Viagens, presságios e pecados (2)

Antes de botar o pé na estrada para o Carnaval, anote no seu diário de bordo: para cidadãos da Roma antiga, uma viagem era um desafio ao destino. E aos caprichos dos deuses. As entranhas de animais sacrificados precisavam ser examinadas regularmente, sonhos interpretados, o mundo natural constantemente observado em busca de presságios. Notícias de peixes sendo encontrados em campos arados; abelhas se aglomerando no telhado de um templo; até o saleiro fora do lugar era motivo para cancelar uns dias de férias no litoral. 

O imperador Augusto abandonou uma viagem ao Egito quando, acidentalmente, tropeçou e rasgou sua toga. Era um exagero, mas Augusto era um exagerado: passava um dia por ano mendigando pelas ruas de Roma porque havia sido instruído a fazê-lo em um sonho. 

Igual a Curitiba, o calor do Mediterrâneo esvaziava Roma e o mundo dos césares partia em excursão para a praia. O litoral dos romanos era um bacanal vinte e quatro horas que atraía turistas aos montes para os balneários, onde imperava uma devassidão hercúlea. Naquele vale-tudo de areias escaldantes, foram os romanos que exploraram pela primeira vez o aluguel de casas, essencial para o turismo de hoje. 

Entre banquetes e orgias sexuais, o estudioso e polígrafo romano Varrão deixou seus protestos no papiro: “Mulheres solteiras são propriedade comum, homens idosos agem como jovens rapazes e muitos rapazes, como se fossem moças”.  O moralista Sêneca foi mais longe: “Cidadãos respeitáveis tinham o hábito de convidar prostitutas para sair em grandes barcas, cobrindo as ondas com guirlandas de pétalas de rosas e competindo uns com os outros, bêbados, em concurso de cantos”. 
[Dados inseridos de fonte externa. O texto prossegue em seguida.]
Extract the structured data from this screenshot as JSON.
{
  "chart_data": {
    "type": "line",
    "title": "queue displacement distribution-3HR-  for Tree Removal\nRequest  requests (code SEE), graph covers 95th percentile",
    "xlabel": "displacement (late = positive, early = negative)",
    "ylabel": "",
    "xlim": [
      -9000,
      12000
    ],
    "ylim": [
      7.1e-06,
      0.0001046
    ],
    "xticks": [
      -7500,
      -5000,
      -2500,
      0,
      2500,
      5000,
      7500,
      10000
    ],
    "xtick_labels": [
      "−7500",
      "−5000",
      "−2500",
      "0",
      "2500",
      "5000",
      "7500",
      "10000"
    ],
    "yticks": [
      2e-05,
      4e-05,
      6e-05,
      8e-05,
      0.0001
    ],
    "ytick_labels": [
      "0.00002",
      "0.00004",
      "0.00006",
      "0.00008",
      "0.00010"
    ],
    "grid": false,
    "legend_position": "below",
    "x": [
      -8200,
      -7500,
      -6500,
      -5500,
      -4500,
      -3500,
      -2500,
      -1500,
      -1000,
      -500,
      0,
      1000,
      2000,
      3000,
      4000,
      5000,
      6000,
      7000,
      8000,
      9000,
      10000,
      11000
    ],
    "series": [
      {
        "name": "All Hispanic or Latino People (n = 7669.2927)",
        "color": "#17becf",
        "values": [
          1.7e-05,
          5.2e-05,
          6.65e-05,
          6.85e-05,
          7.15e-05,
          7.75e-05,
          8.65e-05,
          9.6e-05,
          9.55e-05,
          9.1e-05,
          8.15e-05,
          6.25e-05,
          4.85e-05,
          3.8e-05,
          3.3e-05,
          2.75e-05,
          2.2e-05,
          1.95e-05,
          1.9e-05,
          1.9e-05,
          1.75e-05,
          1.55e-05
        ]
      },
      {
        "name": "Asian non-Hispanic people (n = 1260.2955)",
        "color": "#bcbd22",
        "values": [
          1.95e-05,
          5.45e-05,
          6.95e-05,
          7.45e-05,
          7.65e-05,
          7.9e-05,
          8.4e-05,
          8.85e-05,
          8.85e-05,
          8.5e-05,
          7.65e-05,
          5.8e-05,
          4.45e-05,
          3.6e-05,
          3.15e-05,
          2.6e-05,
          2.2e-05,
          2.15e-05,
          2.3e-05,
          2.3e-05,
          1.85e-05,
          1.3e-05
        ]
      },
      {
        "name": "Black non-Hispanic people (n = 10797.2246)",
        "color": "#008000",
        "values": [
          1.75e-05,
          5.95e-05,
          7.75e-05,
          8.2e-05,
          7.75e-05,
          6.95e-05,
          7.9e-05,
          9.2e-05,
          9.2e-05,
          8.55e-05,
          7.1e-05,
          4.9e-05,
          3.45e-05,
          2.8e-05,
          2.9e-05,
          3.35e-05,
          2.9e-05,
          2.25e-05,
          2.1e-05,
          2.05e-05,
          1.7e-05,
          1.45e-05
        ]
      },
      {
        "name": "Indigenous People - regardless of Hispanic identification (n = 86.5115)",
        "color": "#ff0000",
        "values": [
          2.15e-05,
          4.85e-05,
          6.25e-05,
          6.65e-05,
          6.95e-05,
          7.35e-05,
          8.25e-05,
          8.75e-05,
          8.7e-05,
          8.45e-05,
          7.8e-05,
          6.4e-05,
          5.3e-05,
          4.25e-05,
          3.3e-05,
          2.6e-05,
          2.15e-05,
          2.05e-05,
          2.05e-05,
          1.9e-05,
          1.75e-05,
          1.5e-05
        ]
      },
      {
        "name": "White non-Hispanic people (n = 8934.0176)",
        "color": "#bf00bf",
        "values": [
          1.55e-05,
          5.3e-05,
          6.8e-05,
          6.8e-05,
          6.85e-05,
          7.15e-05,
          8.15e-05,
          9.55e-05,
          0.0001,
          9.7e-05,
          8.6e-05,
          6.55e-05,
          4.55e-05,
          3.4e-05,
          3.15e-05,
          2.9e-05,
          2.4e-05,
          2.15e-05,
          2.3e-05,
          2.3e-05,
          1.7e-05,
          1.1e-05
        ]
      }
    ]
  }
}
Esses cantos deveriam ser o samba-enredo da época. A Baía de Napoli tornou-se o supremo teatro e o Vesúvio virou a “Cratera da luxúria”. Escondidos em meio a penhascos escarpados, acariciados pelas brisas frescas de Netuno, os veranistas comiam, bebiam e fornicavam. Tudo em doses cavalares. Assim como na Ilha do Mel, os viajantes alugavam pousadas nas ilhotas do Mediterrâneo e, depois de navegar em círculos com luxuosas embarcações, o sexo grupal rolava na areia. 

Mas, o que era doce se acabou. Como sempre, as invasões bárbaras dos alpinistas sociais não deixam pedra sobre pedra. Ou mármore sobre mármore. A suruba passou a ser regida pelos novos ricos, cuja extravagância despudorada foi muito além dos limites. Os grupos de libertinos de baixo caráter moral deixavam Calígula ruborizado. Afinal, até bacanal tem os seus limites.

Sexta-feira de Carnaval sempre foi um dia de dúvida cruel para o curitibano: fico ou não fico, viajo ou não viajo. Inspirado nos romanos, consulte o horóscopo antes de viajar e, na quarta-feira de cinzas, não deixe de confessar os seus pecados na missa da Catedral.